Although the percentage of students who reported ever using illicit drugs was down from 23 percent in 2007 to 14 percent in 2017 – defined as cocaine, heroin, methamphetamines, inhalants, hallucinogens or ecstasy – around one in seven (14 percent) reported misusing prescription opioids.
“The health of our youth reflects the nation’s well-being,” said CDC director Robert Redfield.
“In the past decade, there have been substantial improvements in the behaviours that put students most at risk for HIV and sexually transmitted diseases.
“However, we can’t yet declare success when so many young people are getting HIV and STDs, and experiencing disturbingly high rates of substance use, violence, and suicide.”
The survey also showed substantial rates of feelings of sadness or hopelessness among students.
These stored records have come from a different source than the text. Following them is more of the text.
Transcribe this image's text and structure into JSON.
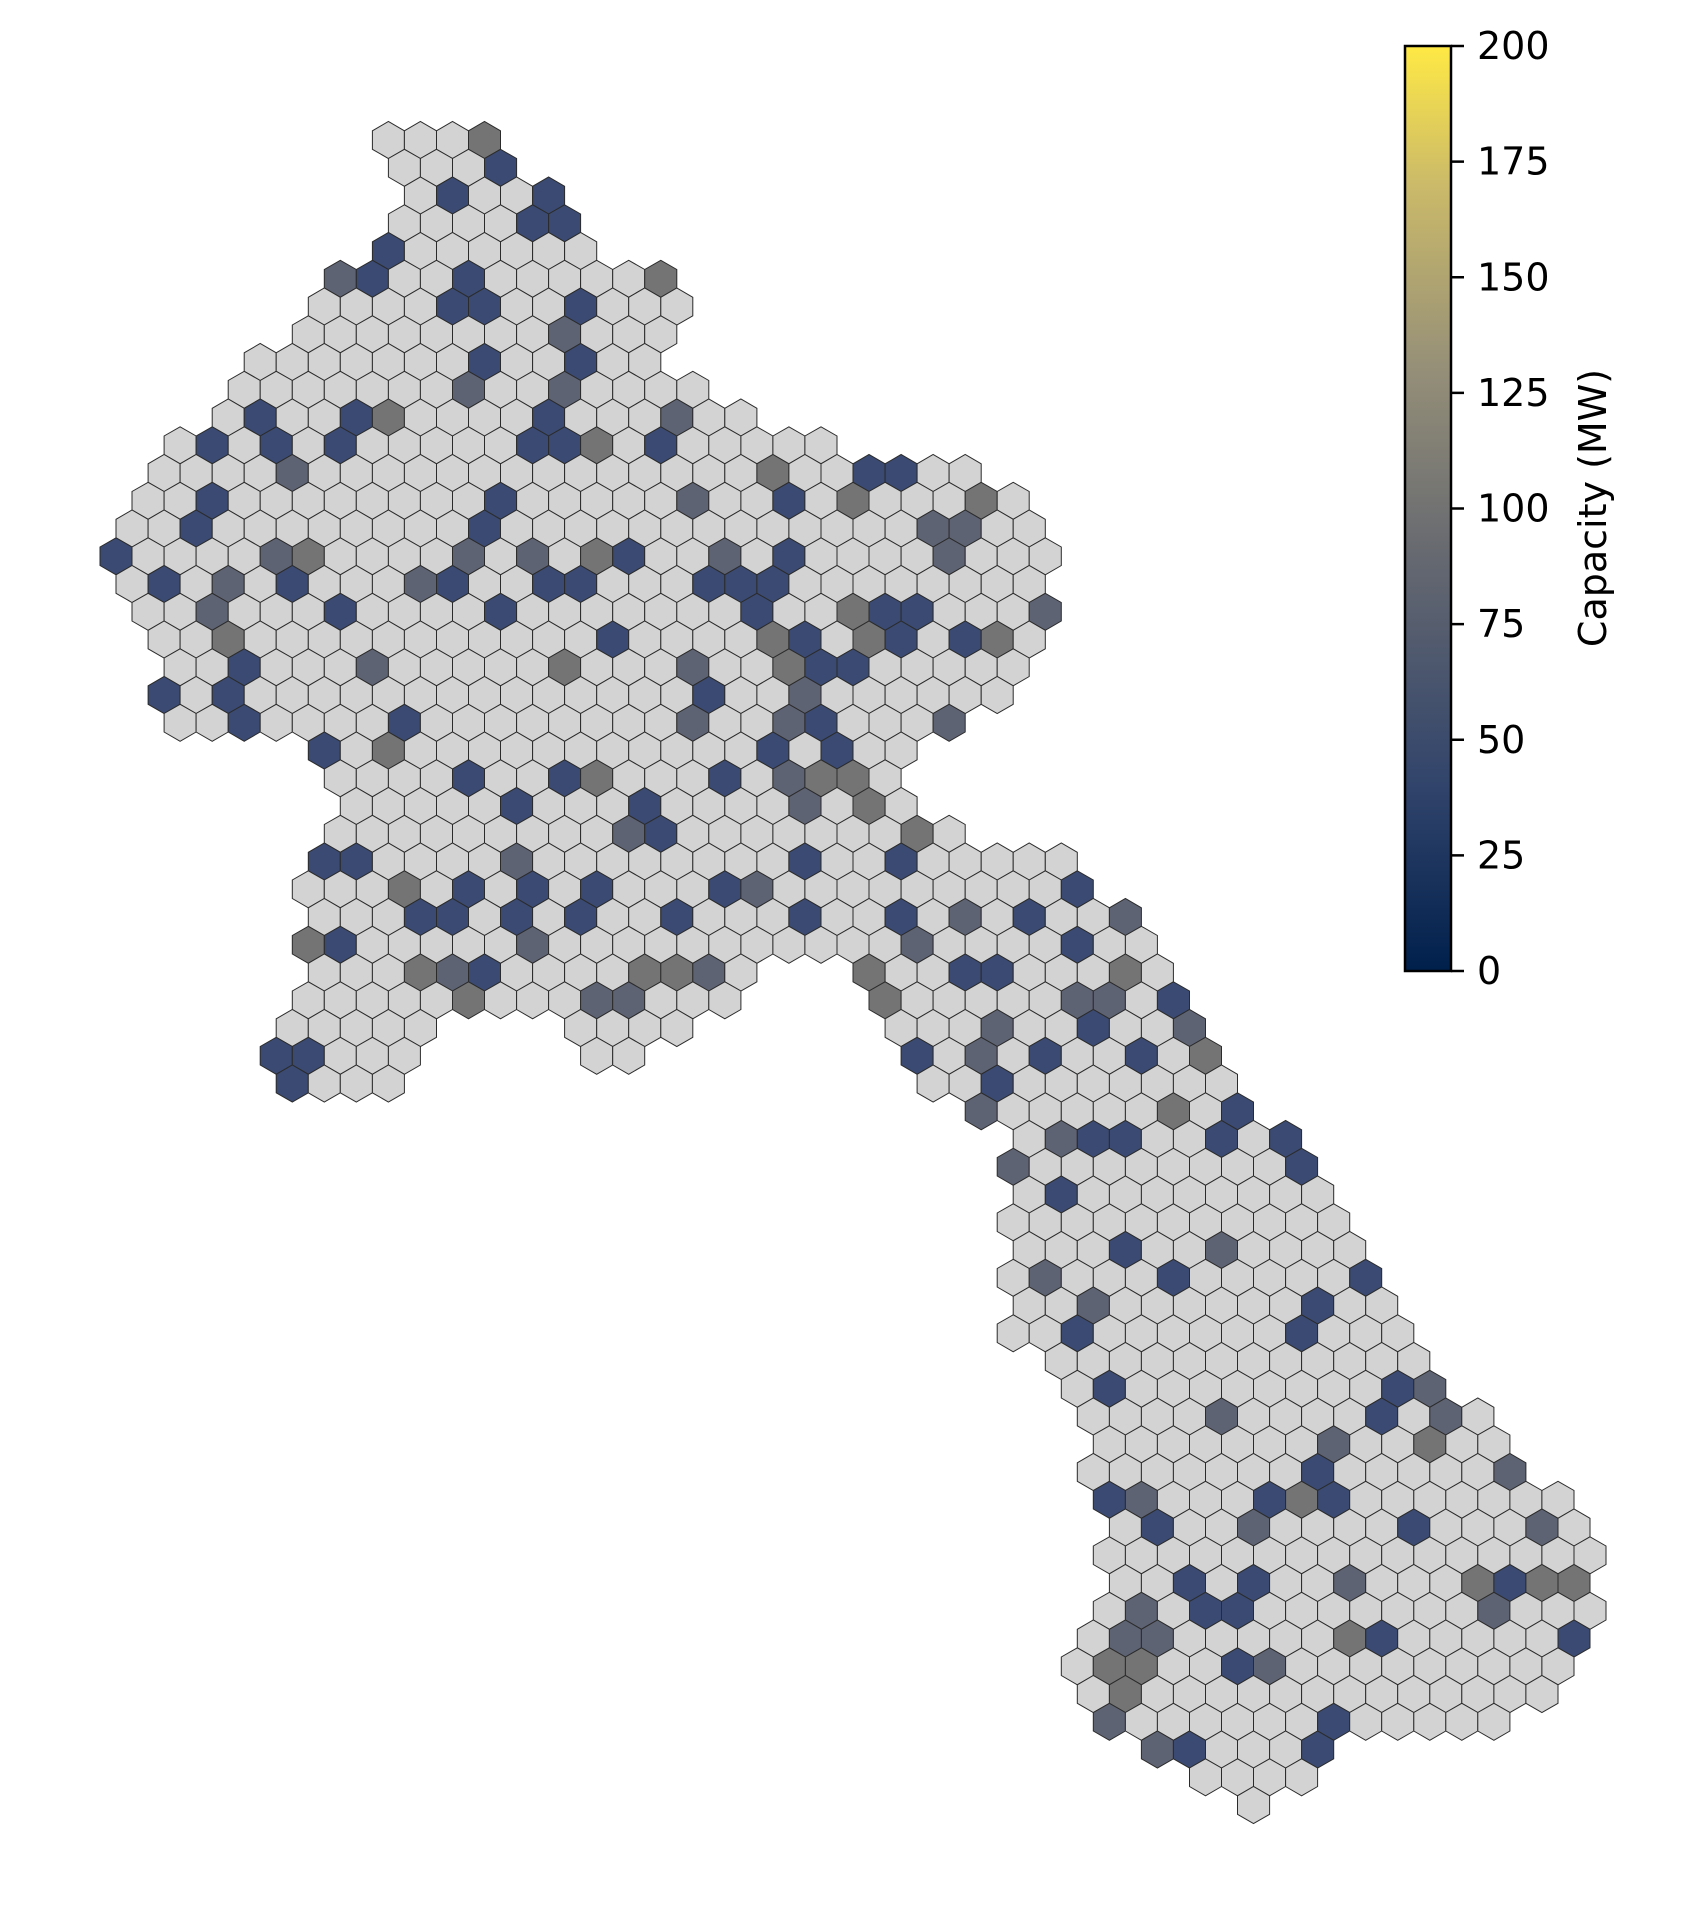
{
  "map": {
    "title": "",
    "region_shape": "hex grid map",
    "hex_stroke": "#2b2b2b",
    "no_data_color": "#d3d3d3"
  },
  "colorbar": {
    "label": "Capacity (MW)",
    "colormap": "cividis",
    "min": 0,
    "max": 200,
    "ticks": [
      {
        "value": 0,
        "label": "0"
      },
      {
        "value": 25,
        "label": "25"
      },
      {
        "value": 50,
        "label": "50"
      },
      {
        "value": 75,
        "label": "75"
      },
      {
        "value": 100,
        "label": "100"
      },
      {
        "value": 125,
        "label": "125"
      },
      {
        "value": 150,
        "label": "150"
      },
      {
        "value": 175,
        "label": "175"
      },
      {
        "value": 200,
        "label": "200"
      }
    ],
    "stops": [
      "#00204c",
      "#31446b",
      "#666970",
      "#958f78",
      "#cbba69",
      "#ffe945"
    ]
  },
  "chart_data": {
    "type": "heatmap",
    "description_units": "hex cells colored by capacity (MW); grey cells have no capacity",
    "value_categories": [
      {
        "name": "no capacity",
        "color": "#d3d3d3"
      },
      {
        "name": "~50 MW",
        "color": "#3a4a72"
      },
      {
        "name": "~80 MW",
        "color": "#5e6374"
      },
      {
        "name": "~100 MW",
        "color": "#747474"
      }
    ],
    "colorbar_range": [
      0,
      200
    ],
    "colorbar_label": "Capacity (MW)"
  }
}
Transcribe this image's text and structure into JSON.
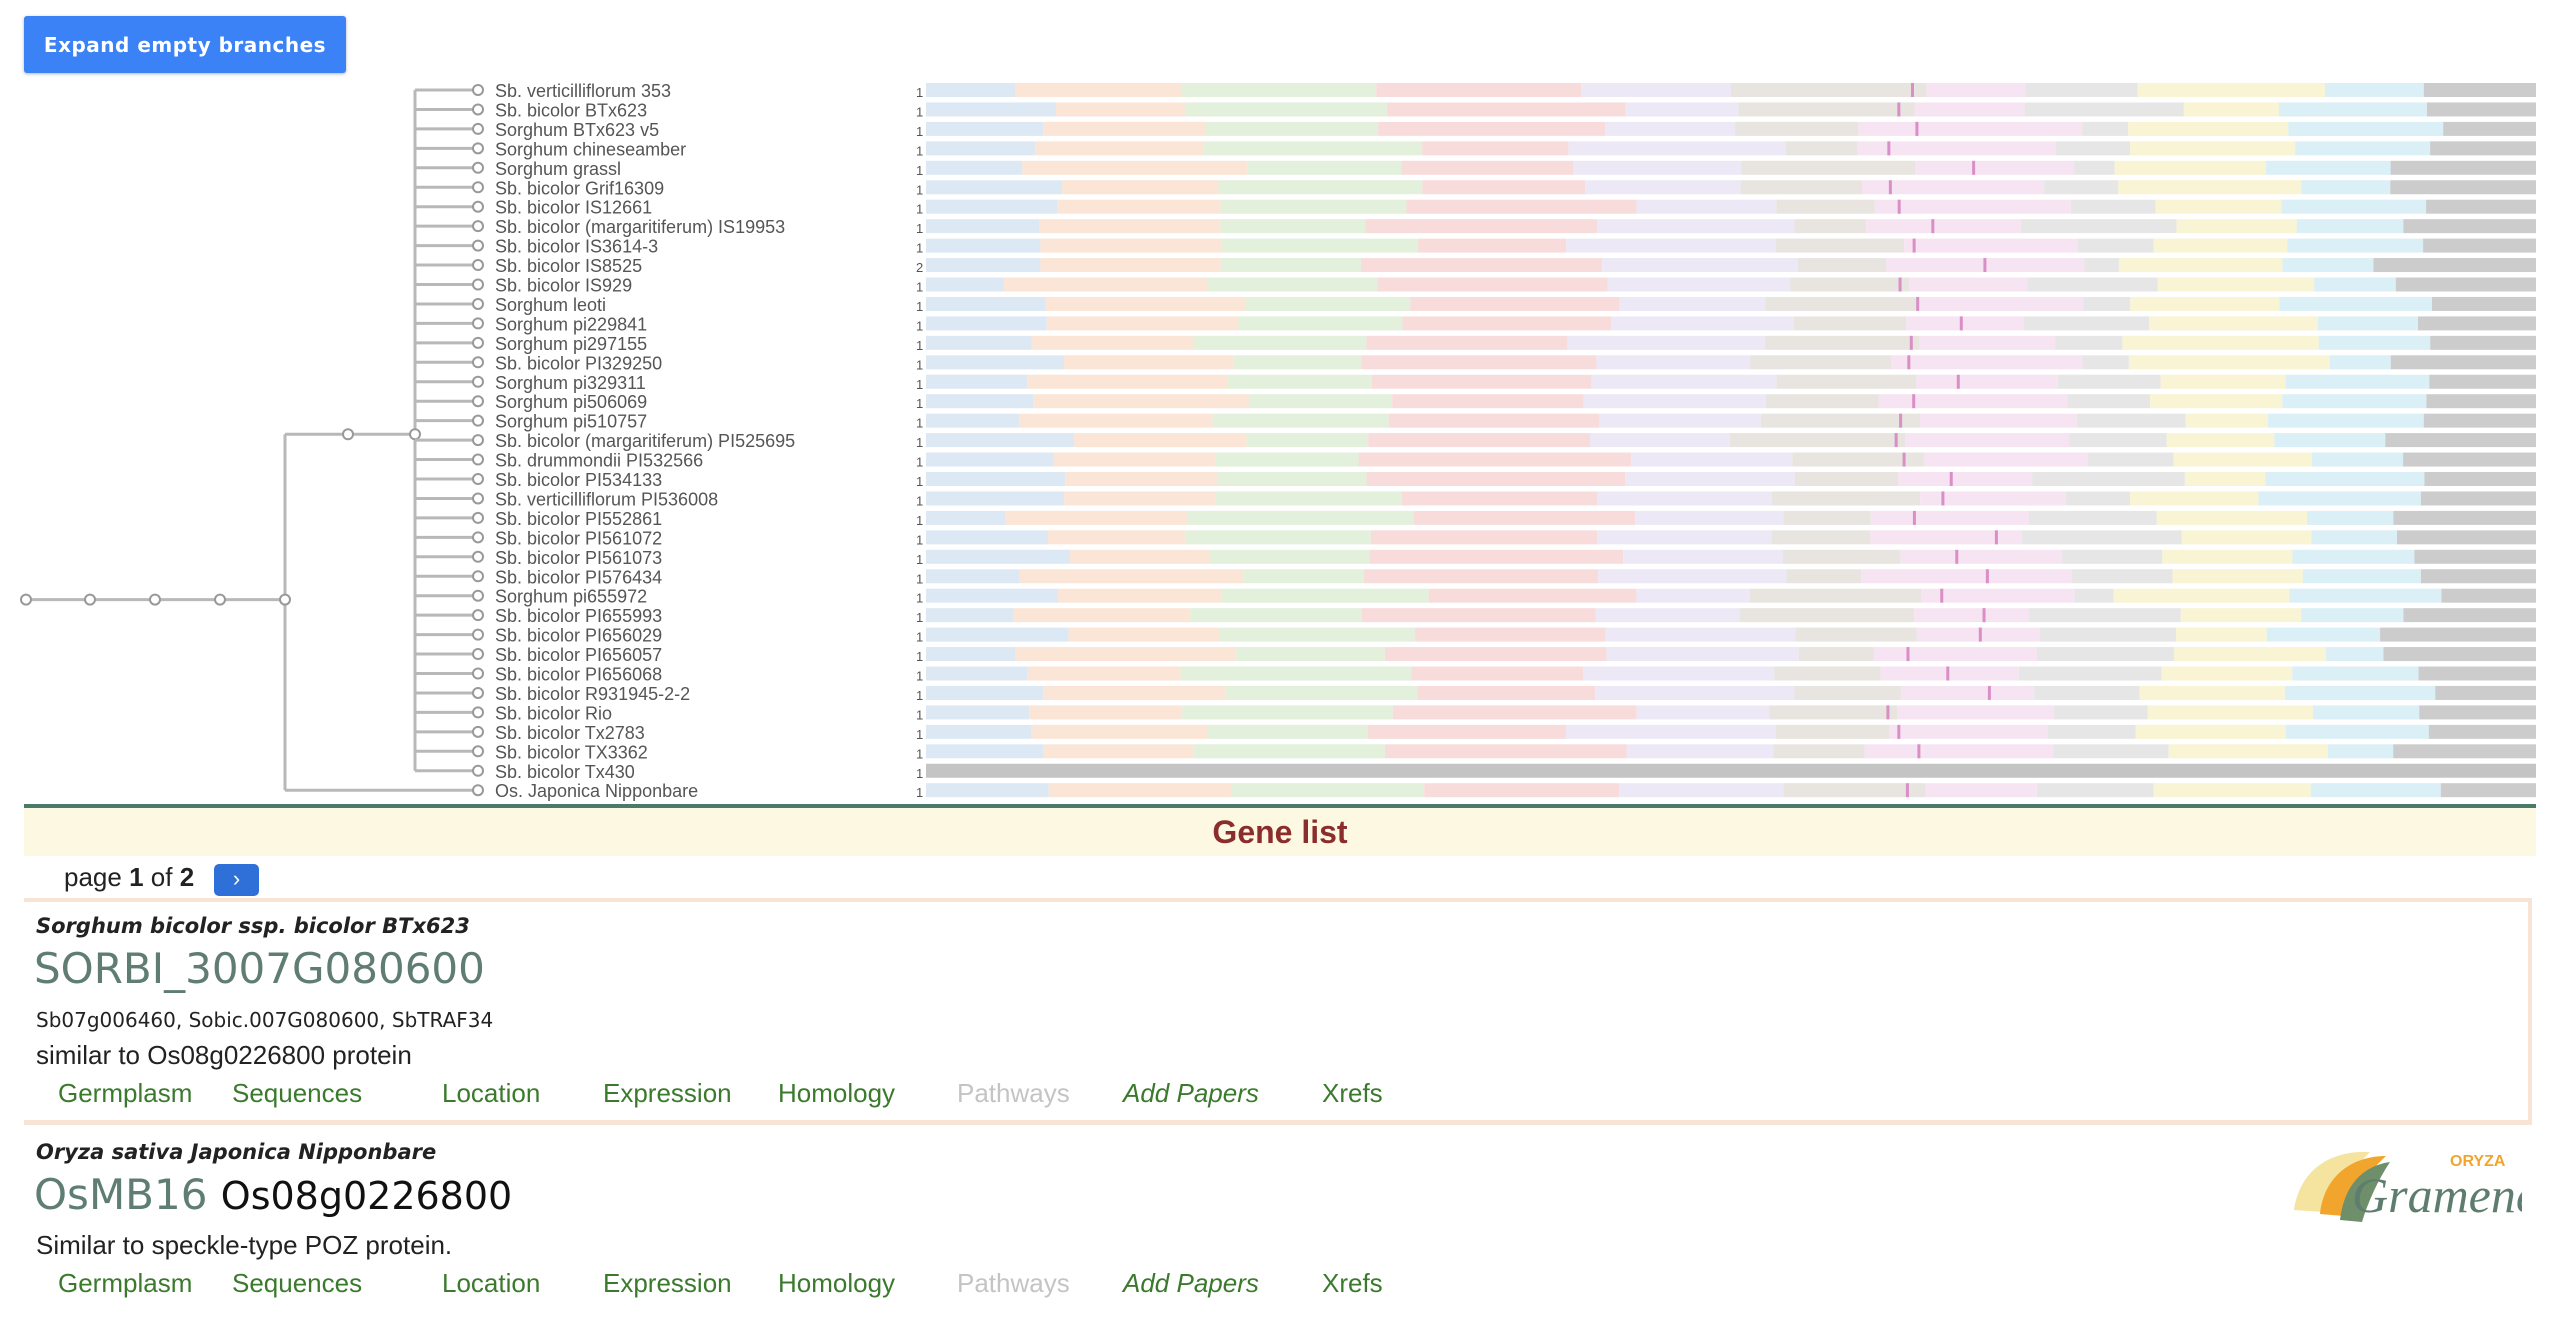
{
  "toolbar": {
    "expand_label": "Expand empty branches"
  },
  "tree": {
    "leaves": [
      {
        "name": "Sb. verticilliflorum 353",
        "count": "1"
      },
      {
        "name": "Sb. bicolor BTx623",
        "count": "1"
      },
      {
        "name": "Sorghum BTx623 v5",
        "count": "1"
      },
      {
        "name": "Sorghum chineseamber",
        "count": "1"
      },
      {
        "name": "Sorghum grassl",
        "count": "1"
      },
      {
        "name": "Sb. bicolor Grif16309",
        "count": "1"
      },
      {
        "name": "Sb. bicolor IS12661",
        "count": "1"
      },
      {
        "name": "Sb. bicolor (margaritiferum) IS19953",
        "count": "1"
      },
      {
        "name": "Sb. bicolor IS3614-3",
        "count": "1"
      },
      {
        "name": "Sb. bicolor IS8525",
        "count": "2"
      },
      {
        "name": "Sb. bicolor IS929",
        "count": "1"
      },
      {
        "name": "Sorghum leoti",
        "count": "1"
      },
      {
        "name": "Sorghum pi229841",
        "count": "1"
      },
      {
        "name": "Sorghum pi297155",
        "count": "1"
      },
      {
        "name": "Sb. bicolor PI329250",
        "count": "1"
      },
      {
        "name": "Sorghum pi329311",
        "count": "1"
      },
      {
        "name": "Sorghum pi506069",
        "count": "1"
      },
      {
        "name": "Sorghum pi510757",
        "count": "1"
      },
      {
        "name": "Sb. bicolor (margaritiferum) PI525695",
        "count": "1"
      },
      {
        "name": "Sb. drummondii PI532566",
        "count": "1"
      },
      {
        "name": "Sb. bicolor PI534133",
        "count": "1"
      },
      {
        "name": "Sb. verticilliflorum PI536008",
        "count": "1"
      },
      {
        "name": "Sb. bicolor PI552861",
        "count": "1"
      },
      {
        "name": "Sb. bicolor PI561072",
        "count": "1"
      },
      {
        "name": "Sb. bicolor PI561073",
        "count": "1"
      },
      {
        "name": "Sb. bicolor PI576434",
        "count": "1"
      },
      {
        "name": "Sorghum pi655972",
        "count": "1"
      },
      {
        "name": "Sb. bicolor PI655993",
        "count": "1"
      },
      {
        "name": "Sb. bicolor PI656029",
        "count": "1"
      },
      {
        "name": "Sb. bicolor PI656057",
        "count": "1"
      },
      {
        "name": "Sb. bicolor PI656068",
        "count": "1"
      },
      {
        "name": "Sb. bicolor R931945-2-2",
        "count": "1"
      },
      {
        "name": "Sb. bicolor Rio",
        "count": "1"
      },
      {
        "name": "Sb. bicolor Tx2783",
        "count": "1"
      },
      {
        "name": "Sb. bicolor TX3362",
        "count": "1"
      },
      {
        "name": "Sb. bicolor Tx430",
        "count": "1"
      },
      {
        "name": "Os. Japonica Nipponbare",
        "count": "1"
      }
    ],
    "domain_colors": [
      "#dde8f5",
      "#fbe5d6",
      "#e2f0dc",
      "#f8dcdc",
      "#ece8f6",
      "#e8e4e0",
      "#f7e4f2",
      "#e6e6e6",
      "#f9f4d4",
      "#dbeff6",
      "#cccccc"
    ]
  },
  "gene_list": {
    "title": "Gene list",
    "pager": {
      "prefix": "page",
      "current": "1",
      "of_word": "of",
      "total": "2",
      "next_icon": "›"
    },
    "genes": [
      {
        "species": "Sorghum bicolor ssp. bicolor BTx623",
        "gene_id": "SORBI_3007G080600",
        "alt_id": "",
        "synonyms": "Sb07g006460, Sobic.007G080600, SbTRAF34",
        "description": "similar to Os08g0226800 protein",
        "tabs": [
          {
            "label": "Germplasm",
            "state": "enabled"
          },
          {
            "label": "Sequences",
            "state": "enabled"
          },
          {
            "label": "Location",
            "state": "enabled"
          },
          {
            "label": "Expression",
            "state": "enabled"
          },
          {
            "label": "Homology",
            "state": "enabled"
          },
          {
            "label": "Pathways",
            "state": "disabled"
          },
          {
            "label": "Add Papers",
            "state": "enabled"
          },
          {
            "label": "Xrefs",
            "state": "enabled"
          }
        ]
      },
      {
        "species": "Oryza sativa Japonica Nipponbare",
        "gene_id": "OsMB16",
        "alt_id": "Os08g0226800",
        "synonyms": "",
        "description": "Similar to speckle-type POZ protein.",
        "tabs": [
          {
            "label": "Germplasm",
            "state": "enabled"
          },
          {
            "label": "Sequences",
            "state": "enabled"
          },
          {
            "label": "Location",
            "state": "enabled"
          },
          {
            "label": "Expression",
            "state": "enabled"
          },
          {
            "label": "Homology",
            "state": "enabled"
          },
          {
            "label": "Pathways",
            "state": "disabled"
          },
          {
            "label": "Add Papers",
            "state": "enabled"
          },
          {
            "label": "Xrefs",
            "state": "enabled"
          }
        ]
      }
    ]
  },
  "logo": {
    "top_text": "ORYZA",
    "main_text": "Gramene",
    "accent": "#f2a52d",
    "text_color": "#5e7d6e"
  }
}
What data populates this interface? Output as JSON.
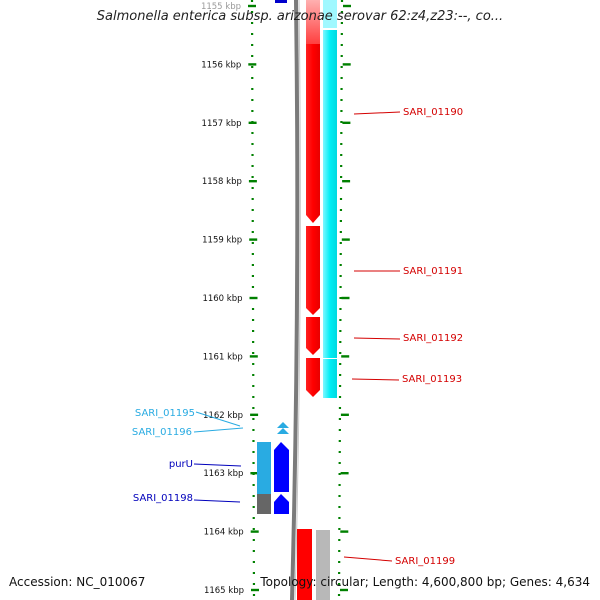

Across the US, one in five students reported being bullied at school and 31.5 percent of students said they had felt sad or hopeless in 2017, compared to 28.5 percent in 2007.
The prevalence of having felt sad or hopeless was higher among gay, lesbian and bisexual students (63 percent), compared to 27 percent of heterosexual pupils.
Nationwide, 17.2 percent of students had seriously considered attempting suicide during the 12 months prior to the survey.
The percentage rose to 47.7 percent among gay, lesbian and bisexual students.
Kathleen Ethier, director of CDC’s Division of Adolescent and School Health, said: “We know that being connected to schools and safe adults is key to protecting the health of adolescents.
“Students are more likely to thrive if they feel safe and have a sense of belonging – and if they have parents, adults, teachers, and friends who they know care about their success.”
“The suicide epidemic has touched all sectors of our society, but the problem is particularly acute among LGBT youth, who experience bullying and discrimination at every turn,” Hatch said, advocating a three-number suicide prevention hotline,” he said.
He added: “LGBT youth deserve our unwavering love and support. They deserve our validation and the assurance that not only is there a place for them in this society, but that it is far better off because of them.”